My eyebrows go up. “Ah, so you run from the castle, but you’d submit another woman to your fate?”

“You’d rather leave them to freeze in the snow? Some prince you are.”

She moves to turn away from me, but I catch the sleeve of her wool blouson and hold her there. “Do you know why those men were after her?” I point to the bodies in the snow. “Do you know they meant to kill you? Do you wish to invite more?”

She sets her jaw. “I know they would have slaughtered those kids if I hadn’t shown up. I know they were trying to claim her land for the crown.

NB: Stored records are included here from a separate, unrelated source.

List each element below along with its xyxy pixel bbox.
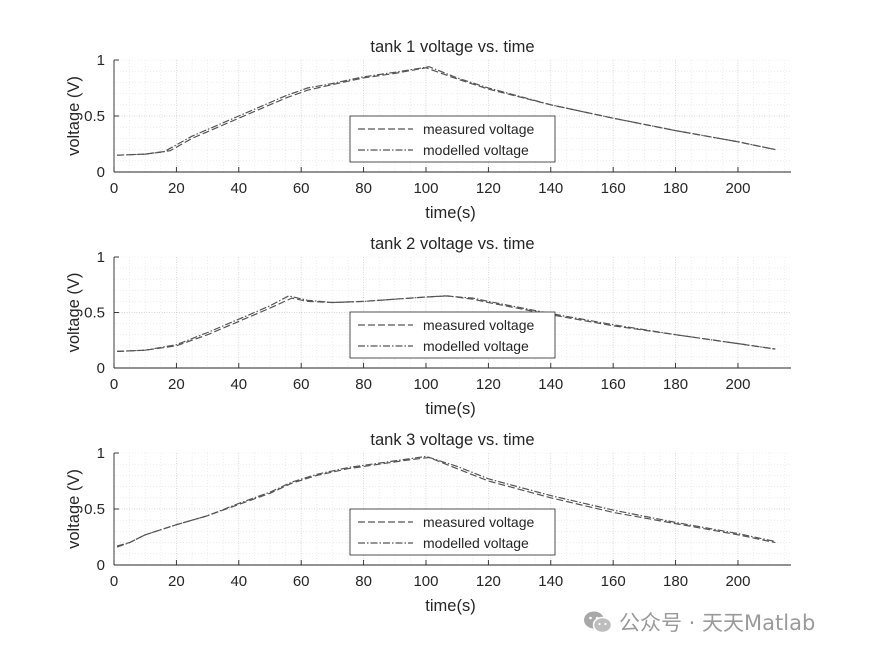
- x-tick-label: 140: [538, 573, 563, 590]
- measured-voltage-line: [117, 295, 776, 352]
- x-tick-label: 100: [413, 573, 438, 590]
- y-tick-label: 0: [97, 164, 105, 181]
- x-tick-label: 0: [110, 376, 118, 393]
- x-tick-label: 60: [293, 180, 310, 197]
- legend-label: modelled voltage: [423, 142, 529, 158]
- x-tick-label: 180: [663, 376, 688, 393]
- x-axis-label: time(s): [425, 204, 475, 222]
- x-tick-label: 120: [476, 573, 501, 590]
- y-tick-label: 1: [97, 249, 105, 266]
- x-tick-label: 160: [601, 180, 626, 197]
- x-tick-label: 60: [293, 573, 310, 590]
- legend-box: [349, 508, 556, 556]
- legend-label: measured voltage: [423, 121, 535, 137]
- x-tick-label: 120: [476, 376, 501, 393]
- x-tick-label: 100: [413, 180, 438, 197]
- subplot-tank-2: 0 20 40 60 80 100 120 140 160 180 200 0 0.5 1 tank 2 v…: [65, 235, 791, 418]
- subplot-tank-1: 0 20 40 60 80 100 120 140 160 180 200 0 0.5 1 tank 1 v…: [65, 38, 791, 222]
- x-tick-label: 20: [168, 376, 185, 393]
- legend: measured voltage modelled voltage: [349, 508, 556, 556]
- x-tick-label: 160: [601, 573, 626, 590]
- measured-voltage-line: [117, 67, 776, 156]
- x-tick-label: 0: [110, 180, 118, 197]
- x-tick-label: 200: [725, 376, 750, 393]
- y-tick-label: 0.5: [84, 501, 105, 518]
- y-axis-label: voltage (V): [65, 76, 83, 156]
- x-tick-label: 40: [230, 573, 247, 590]
- y-axis-label: voltage (V): [65, 273, 83, 353]
- x-tick-label: 200: [725, 180, 750, 197]
- x-tick-label: 0: [110, 573, 118, 590]
- legend: measured voltage modelled voltage: [349, 115, 556, 163]
- x-tick-label: 60: [293, 376, 310, 393]
- x-tick-label: 180: [663, 573, 688, 590]
- y-axis-label: voltage (V): [65, 469, 83, 549]
- chart-title: tank 2 voltage vs. time: [370, 235, 534, 253]
- y-tick-label: 0: [97, 360, 105, 377]
- x-tick-label: 80: [355, 573, 372, 590]
- watermark: 公众号 · 天天Matlab: [583, 606, 815, 638]
- chart-title: tank 3 voltage vs. time: [370, 431, 534, 449]
- x-tick-label: 20: [168, 180, 185, 197]
- x-tick-label: 200: [725, 573, 750, 590]
- x-tick-label: 100: [413, 376, 438, 393]
- x-tick-label: 40: [230, 376, 247, 393]
- y-tick-label: 0.5: [84, 108, 105, 125]
- modelled-voltage-line: [117, 66, 776, 156]
- modelled-voltage-line: [116, 455, 776, 548]
- x-tick-label: 40: [230, 180, 247, 197]
- y-tick-label: 1: [97, 445, 105, 462]
- legend: measured voltage modelled voltage: [349, 311, 556, 359]
- x-tick-label: 80: [355, 180, 372, 197]
- x-axis-label: time(s): [425, 400, 475, 418]
- watermark-text: 公众号 · 天天Matlab: [619, 611, 816, 635]
- x-tick-label: 180: [663, 180, 688, 197]
- y-tick-label: 0.5: [84, 305, 105, 322]
- x-axis-label: time(s): [425, 597, 475, 615]
- x-tick-label: 20: [168, 573, 185, 590]
- legend-label: measured voltage: [423, 514, 535, 530]
- legend-label: modelled voltage: [423, 338, 529, 354]
- legend-label: measured voltage: [423, 317, 535, 333]
- x-tick-label: 140: [538, 376, 563, 393]
- x-tick-label: 140: [538, 180, 563, 197]
- x-tick-label: 120: [476, 180, 501, 197]
- y-tick-label: 0: [97, 557, 105, 574]
- x-tick-label: 160: [601, 376, 626, 393]
- x-tick-label: 80: [355, 376, 372, 393]
- y-tick-label: 1: [97, 52, 105, 69]
- legend-label: modelled voltage: [423, 535, 529, 551]
- subplot-tank-3: 0 20 40 60 80 100 120 140 160 180 200 0 0.5 1 tank 3 v…: [65, 431, 791, 615]
- legend-box: [349, 311, 556, 359]
- chart-title: tank 1 voltage vs. time: [370, 38, 534, 56]
- legend-box: [349, 115, 556, 163]
- wechat-icon: [584, 611, 613, 634]
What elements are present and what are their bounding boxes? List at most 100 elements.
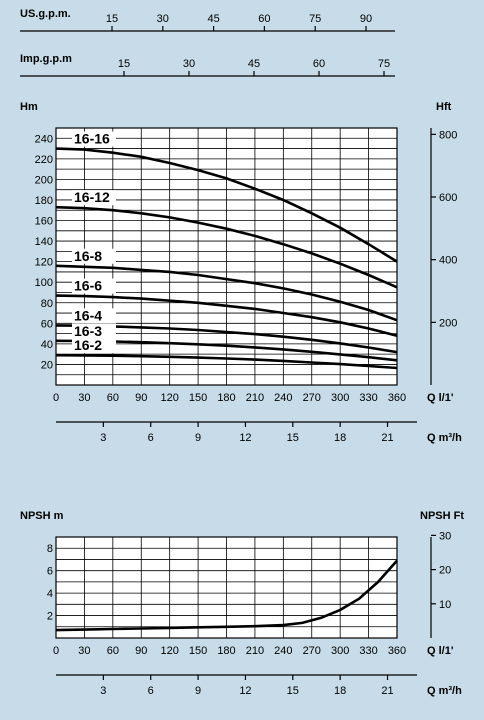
x-tick-label: 240 xyxy=(274,645,292,657)
y-tick-label: 140 xyxy=(35,236,53,248)
y-tick-label: 120 xyxy=(35,257,53,269)
secondary-tick-label: 12 xyxy=(239,685,251,697)
y-tick-label: 6 xyxy=(47,566,53,578)
secondary-tick-label: 18 xyxy=(334,685,346,697)
y-axis-label-right: NPSH Ft xyxy=(420,510,464,522)
x-tick-label: 150 xyxy=(189,645,207,657)
right-tick-label: 200 xyxy=(439,317,457,329)
y-tick-label: 220 xyxy=(35,154,53,166)
secondary-tick-label: 12 xyxy=(239,432,251,444)
y-tick-label: 2 xyxy=(47,611,53,623)
secondary-axis-label: Q m³/h xyxy=(427,432,462,444)
secondary-axis-label: Q m³/h xyxy=(427,685,462,697)
x-tick-label: 120 xyxy=(160,392,178,404)
series-label: 16-8 xyxy=(74,248,102,264)
secondary-tick-label: 9 xyxy=(195,432,201,444)
y-tick-label: 80 xyxy=(41,298,53,310)
y-tick-label: 240 xyxy=(35,133,53,145)
y-tick-label: 4 xyxy=(47,588,53,600)
series-label: 16-4 xyxy=(74,307,102,323)
unit-axis-tick-label: 45 xyxy=(207,13,219,25)
series-curve xyxy=(55,205,398,289)
unit-axis-tick-label: 75 xyxy=(309,13,321,25)
x-tick-label: 270 xyxy=(303,645,321,657)
series-label-bg xyxy=(72,248,116,264)
series-label: 16-16 xyxy=(74,131,110,147)
series-label: 16-6 xyxy=(74,278,102,294)
right-tick-label: 30 xyxy=(439,530,451,542)
x-tick-label: 180 xyxy=(217,392,235,404)
x-tick-label: 180 xyxy=(217,645,235,657)
secondary-tick-label: 15 xyxy=(287,432,299,444)
y-tick-label: 8 xyxy=(47,543,53,555)
y-tick-label: 40 xyxy=(41,339,53,351)
y-tick-label: 180 xyxy=(35,195,53,207)
secondary-tick-label: 21 xyxy=(381,432,393,444)
series-curve xyxy=(55,264,398,322)
x-tick-label: 30 xyxy=(78,392,90,404)
x-tick-label: 330 xyxy=(359,645,377,657)
x-axis-label: Q l/1' xyxy=(427,392,454,404)
x-tick-label: 360 xyxy=(388,645,406,657)
x-tick-label: 210 xyxy=(246,392,264,404)
secondary-tick-label: 6 xyxy=(148,432,154,444)
right-tick-label: 10 xyxy=(439,599,451,611)
right-tick-label: 600 xyxy=(439,192,457,204)
y-tick-label: 60 xyxy=(41,318,53,330)
x-tick-label: 270 xyxy=(303,392,321,404)
secondary-tick-label: 15 xyxy=(287,685,299,697)
secondary-tick-label: 18 xyxy=(334,432,346,444)
secondary-tick-label: 3 xyxy=(100,432,106,444)
y-tick-label: 160 xyxy=(35,216,53,228)
x-tick-label: 60 xyxy=(107,392,119,404)
right-tick-label: 400 xyxy=(439,255,457,267)
y-tick-label: 20 xyxy=(41,359,53,371)
x-tick-label: 0 xyxy=(53,645,59,657)
x-tick-label: 30 xyxy=(78,645,90,657)
unit-axis-label: US.g.p.m. xyxy=(20,8,71,20)
x-tick-label: 360 xyxy=(388,392,406,404)
x-tick-label: 300 xyxy=(331,645,349,657)
unit-axis-tick-label: 75 xyxy=(378,58,390,70)
secondary-tick-label: 9 xyxy=(195,685,201,697)
x-axis-label: Q l/1' xyxy=(427,645,454,657)
unit-axis-label: Imp.g.p.m xyxy=(20,53,72,65)
right-tick-label: 20 xyxy=(439,565,451,577)
series-label-bg xyxy=(72,308,116,324)
secondary-tick-label: 21 xyxy=(381,685,393,697)
x-tick-label: 90 xyxy=(135,645,147,657)
series-label-bg xyxy=(72,323,116,339)
unit-axis-tick-label: 60 xyxy=(258,13,270,25)
x-tick-label: 150 xyxy=(189,392,207,404)
series-label-bg xyxy=(72,131,116,147)
x-tick-label: 330 xyxy=(359,392,377,404)
y-axis-label-right: Hft xyxy=(436,101,452,113)
secondary-tick-label: 6 xyxy=(148,685,154,697)
y-tick-label: 200 xyxy=(35,174,53,186)
series-label: 16-12 xyxy=(74,189,110,205)
series-label-bg xyxy=(72,338,116,354)
unit-axis-tick-label: 60 xyxy=(313,58,325,70)
y-axis-label: Hm xyxy=(20,101,38,113)
series-label: 16-3 xyxy=(74,323,102,339)
secondary-tick-label: 3 xyxy=(100,685,106,697)
x-tick-label: 90 xyxy=(135,392,147,404)
series-curve xyxy=(55,147,398,263)
x-tick-label: 0 xyxy=(53,392,59,404)
unit-axis-tick-label: 15 xyxy=(106,13,118,25)
x-tick-label: 210 xyxy=(246,645,264,657)
right-tick-label: 800 xyxy=(439,129,457,141)
y-axis-label: NPSH m xyxy=(20,510,64,522)
series-curve xyxy=(55,353,398,370)
x-tick-label: 300 xyxy=(331,392,349,404)
y-tick-label: 100 xyxy=(35,277,53,289)
series-label-bg xyxy=(72,278,116,294)
unit-axis-tick-label: 30 xyxy=(157,13,169,25)
series-curve xyxy=(55,294,398,337)
series-label: 16-2 xyxy=(74,337,102,353)
x-tick-label: 120 xyxy=(160,645,178,657)
x-tick-label: 60 xyxy=(107,645,119,657)
series-label-bg xyxy=(72,190,116,206)
unit-axis-tick-label: 90 xyxy=(360,13,372,25)
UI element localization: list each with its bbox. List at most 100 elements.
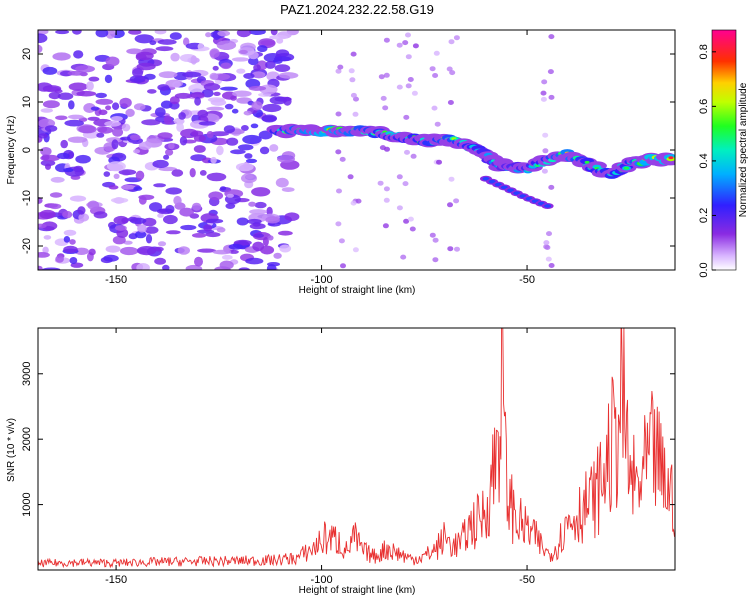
branch-segment	[544, 204, 552, 208]
noise-blob	[337, 64, 344, 70]
noise-blob	[248, 85, 267, 91]
noise-blob	[352, 247, 359, 253]
snr-x-axis-label: Height of straight line (km)	[299, 585, 416, 596]
noise-blob	[172, 81, 182, 88]
noise-blob	[241, 125, 249, 131]
noise-blob	[55, 255, 64, 263]
colorbar-label: Normalized spectral amplitude	[738, 82, 749, 217]
noise-blob	[240, 42, 256, 52]
noise-blob	[157, 213, 164, 218]
noise-blob	[40, 154, 60, 162]
noise-blob	[541, 79, 548, 85]
y-tick-label: 0	[21, 147, 33, 153]
noise-blob	[447, 100, 454, 105]
noise-blob	[335, 149, 342, 155]
y-tick-label: 1000	[21, 492, 33, 516]
noise-blob	[278, 72, 299, 79]
noise-blob	[165, 204, 175, 214]
noise-blob	[121, 123, 131, 132]
noise-blob	[43, 235, 52, 240]
colorbar-gradient	[711, 29, 737, 271]
noise-blob	[349, 77, 356, 83]
noise-blob	[548, 94, 555, 100]
spectrogram-y-axis-label: Frequency (Hz)	[6, 116, 17, 185]
noise-blob	[135, 170, 145, 181]
noise-blob	[266, 71, 280, 81]
noise-blob	[157, 39, 177, 45]
noise-blob	[382, 223, 389, 229]
noise-blob	[269, 144, 279, 152]
noise-blob	[412, 43, 419, 49]
noise-blob	[335, 221, 342, 227]
noise-blob	[182, 71, 202, 78]
y-tick-label: 2000	[21, 427, 33, 451]
colorbar-tick-label: 0.0	[698, 262, 710, 277]
noise-blob	[217, 30, 231, 37]
noise-blob	[335, 111, 342, 117]
noise-blob	[429, 232, 436, 238]
noise-blob	[126, 48, 143, 55]
noise-blob	[165, 230, 181, 235]
noise-blob	[449, 70, 456, 76]
noise-blob	[136, 246, 157, 256]
noise-blob	[545, 256, 552, 262]
noise-blob	[38, 265, 43, 270]
noise-blob	[205, 232, 221, 238]
noise-blob	[98, 109, 108, 116]
noise-blob	[403, 114, 410, 120]
noise-blob	[225, 203, 236, 209]
noise-blob	[221, 254, 233, 260]
noise-blob	[129, 75, 146, 83]
noise-blob	[105, 105, 112, 111]
noise-blob	[113, 215, 129, 225]
noise-blob	[128, 30, 142, 35]
noise-blob	[52, 52, 71, 61]
noise-blob	[77, 206, 86, 215]
noise-blob	[69, 239, 76, 245]
noise-blob	[431, 105, 438, 111]
noise-blob	[106, 161, 126, 172]
noise-blob	[380, 95, 387, 101]
noise-blob	[429, 66, 436, 72]
noise-blob	[110, 197, 129, 203]
colorbar: 0.0 0.2 0.4 0.6 0.8 Normalized spectral ampl…	[698, 29, 749, 278]
noise-blob	[405, 54, 412, 60]
noise-blob	[42, 66, 58, 75]
noise-blob	[48, 92, 61, 100]
spectrogram-x-axis-label: Height of straight line (km)	[299, 285, 416, 296]
y-tick-label: -20	[21, 238, 33, 254]
snr-y-axis-label: SNR (10 * v/v)	[6, 418, 17, 482]
noise-blob	[147, 89, 157, 94]
noise-blob	[340, 263, 346, 269]
noise-blob	[75, 65, 95, 73]
noise-blob	[191, 130, 204, 137]
noise-blob	[60, 139, 68, 149]
noise-blob	[179, 207, 194, 217]
noise-blob	[238, 267, 250, 270]
noise-blob	[194, 96, 202, 106]
noise-blob	[230, 149, 246, 155]
noise-blob	[145, 226, 159, 234]
noise-blob	[194, 256, 203, 267]
noise-blob	[284, 212, 300, 221]
noise-blob	[48, 203, 62, 210]
noise-blob	[103, 254, 119, 262]
noise-blob	[69, 195, 87, 202]
noise-blob	[39, 209, 56, 219]
noise-blob	[135, 51, 154, 61]
noise-blob	[206, 172, 227, 182]
noise-blob	[38, 44, 43, 54]
noise-blob	[216, 40, 237, 50]
noise-blob	[44, 125, 58, 132]
noise-blob	[203, 83, 221, 91]
noise-blob	[454, 246, 460, 252]
noise-blob	[191, 233, 207, 238]
noise-blob	[63, 236, 71, 243]
noise-blob	[383, 186, 390, 192]
noise-blob	[72, 30, 82, 35]
noise-blob	[154, 257, 167, 265]
noise-blob	[396, 205, 403, 211]
y-tick-label: 20	[21, 48, 33, 60]
noise-blob	[402, 40, 409, 46]
noise-blob	[193, 134, 206, 142]
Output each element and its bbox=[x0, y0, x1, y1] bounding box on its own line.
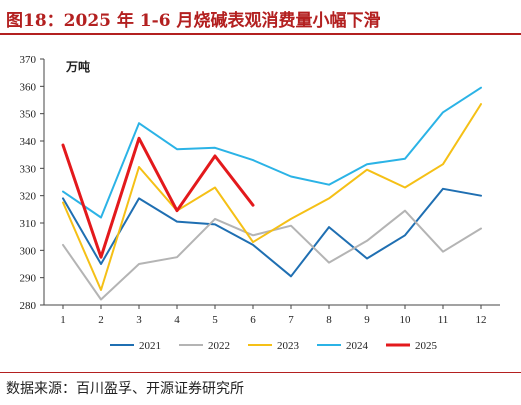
x-tick-label: 2 bbox=[98, 314, 104, 326]
x-tick-label: 4 bbox=[174, 314, 180, 326]
source-note: 数据来源：百川盈孚、开源证券研究所 bbox=[6, 381, 244, 397]
series-line-2023 bbox=[62, 103, 482, 291]
chart-legend: 2021 2022 2023 2024 2025 bbox=[110, 340, 438, 352]
legend-label-2022: 2022 bbox=[208, 340, 230, 352]
source-divider bbox=[0, 372, 521, 373]
x-tick-label: 9 bbox=[364, 314, 370, 326]
y-tick-label: 360 bbox=[20, 81, 37, 93]
y-tick-label: 350 bbox=[20, 109, 37, 121]
y-tick-label: 370 bbox=[20, 54, 37, 66]
page-title: 图18：2025 年 1-6 月烧碱表观消费量小幅下滑 bbox=[6, 11, 381, 31]
x-tick-label: 1 bbox=[60, 314, 66, 326]
legend-label-2025: 2025 bbox=[415, 340, 438, 352]
legend-label-2021: 2021 bbox=[139, 340, 161, 352]
chart-axes bbox=[43, 59, 500, 306]
x-tick-label: 12 bbox=[476, 314, 487, 326]
x-tick-label: 7 bbox=[288, 314, 294, 326]
series-line-2024 bbox=[62, 86, 482, 219]
x-tick-label: 8 bbox=[326, 314, 332, 326]
series-line-2021 bbox=[62, 187, 482, 278]
series-line-2022 bbox=[62, 209, 482, 301]
series-line-2025 bbox=[61, 136, 255, 259]
y-tick-label: 330 bbox=[20, 163, 37, 175]
y-tick-label: 320 bbox=[20, 191, 37, 203]
legend-label-2023: 2023 bbox=[277, 340, 300, 352]
x-tick-label: 6 bbox=[250, 314, 256, 326]
legend-label-2024: 2024 bbox=[346, 340, 369, 352]
y-axis-unit-label: 万吨 bbox=[65, 59, 90, 74]
x-tick-label: 10 bbox=[400, 314, 412, 326]
chart-series bbox=[61, 86, 482, 301]
x-tick-label: 11 bbox=[438, 314, 449, 326]
title-divider bbox=[0, 33, 521, 35]
y-tick-label: 300 bbox=[20, 245, 37, 257]
y-tick-label: 280 bbox=[20, 300, 37, 312]
y-axis-ticks: 280 290 300 310 320 330 340 350 360 370 bbox=[20, 54, 44, 312]
x-tick-label: 5 bbox=[212, 314, 218, 326]
y-tick-label: 340 bbox=[20, 136, 37, 148]
x-tick-label: 3 bbox=[136, 314, 142, 326]
x-axis-ticks: 1 2 3 4 5 6 7 8 9 10 11 12 bbox=[60, 305, 487, 326]
y-tick-label: 310 bbox=[20, 218, 37, 230]
y-tick-label: 290 bbox=[20, 273, 37, 285]
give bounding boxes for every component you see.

What do you know about that?”

“They would have slaughtered those children if Grey and I hadn’t—” I freeze, my irritated thoughts seizing on her second statement. “What did you just say?”

She jerks out of my grasp. “I said those men were trying to claim her land for the crown. That’s you, right?”

“If that is what they said, they were lying.”

One of the children laughs, full out, with pure glee. I snap my head around.

Grey has laid his cloak in the snow for the children to stand on. He looks to be making ridiculous faces at them. A little boy of about four has found the courage to step in front of his mother, and the toddler giggles between shivers and says, “Again, again.”

When Grey sees me looking, he straightens and sobers immediately.

Harper has lost patience with me. “They’re all freezing,” she says. “Either help them or get out of here. But I’m going to help.”

She returns to Freya’s side and unwinds the satchel from around her shoulder. “There’s food in here,” Harper says, biting back a shiver. “It might be a little squished, but it’s something.”

The woman’s eyes go from Harper’s face to the bag and back. “My lady,” she whispers. “I cannot—”

“You can.” Harper gives the bag a little shake. “Take it.”

The woman swallows and takes the bag like it contains something poisonous—though the children begin digging at it.

“Mama!” says the toddler. “Sweets!”

“The Crooked Boar is not far,” I say. “We will ride ahead and arrange for a room for you and the children.”

Harper looks startled. “You’re going to leave us alone?”

I ignore her and unfasten my own cloak. “Grey, divide the children between the two horses.” I stop in front of Freya and swing the cloak around her shoulders.